To be fair, though, this may not be as deliberate as it seems and you have to give the benefit of the doubt in many cases. Loss-making companies are quite likely to be struggling with their own management as well, so perhaps it’s not surprising that many just get over the line.
Whatever the case, it never bodes well when a listed company issues such important news as a loss at a time such as after market close last Friday, right on knocker for the two-month deadline.
The one that jumped out at me was South Perth-based Australian Renewable Fuels Ltd, which recorded a net loss of $33.6 million, a 959 per cent increase on the loss recorded in the previous year.
It released that information just as we were sending our daily email, missing the deadline by minutes.
Another interesting note that arrived late in the piece was from Intellect Holdings Ltd, which also recorded a loss.
Buried deeply in the accounts was news of a $4 million loan facility from an unnamed lender. Connected to this was the possibility a rights issue of either shares or convertible notes up to $20 million, which would allow the lender to be the lead underwriter to that issue or be granted an option to acquire up to 65 per cent of the business of Intellect International NV, its main terminal operations.

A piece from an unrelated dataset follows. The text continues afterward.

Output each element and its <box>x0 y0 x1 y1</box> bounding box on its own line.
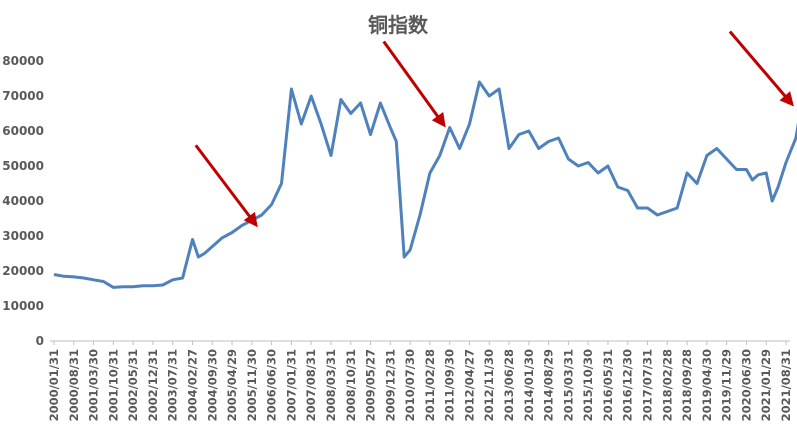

All this is intended to occur around the time of the company’s AGM.
For those, like me, who are not tuned into Intellect (once a darling of the stock market after listing in 1994 but now capped at just $5.8 million) it looked like far-from-positive news to be snuck through under the radar.
But Intellect may have been doing itself a disservice in the timing and nature of its announcements. Peter Fogarty, an adviser to the company on restructuring through his and Max Fowles’ Pendulum Capital Pty Ltd, reckons things are on track for a positive outcome for shareholders.
Mr Fogarty, who knows a bit about this payments technology from his days at ERG Ltd, said the stalled merger between the European-based Intellect International terminal operations and CADMUS Technology Ltd was still on as the New Zealand company went through its own restructuring.
In the meantime, the financiers – European private equity players – are willing to step in if that fails and take up a major stake in the terminals business.
Whatever, the case, he believes it will all be known by Christmas.
Mr Fogarty reckons the CADMUS/Intellect International merger would help these small companies gain some scale in a market where the big players keep getting bigger and engaging in price cutting to stymie rivals.
In the meantime, Intellect has been rationalising its business to something he says better reflects its turnover and position in the market, cutting costs from around $25 million to more like $7 million and upping margins from 5 per cent to somewhere between 30 per cent and 40 per cent.
“The numbers are starting to get back into line,” Mr Fogarty said.
In the interim, Intellect has been working hard to maintain its 26 per cent shareholding in Victorian TAFMO Ltd by taking up its entitlement in a rights issue in March 2007, at a cost of $2 million.
Mr Fogarty reckons TAFMO, which is on the software side of the payments business, is kicking goals and worth Intellect keeping its stake intact.
I’ll be watching this one with interest over the next few months.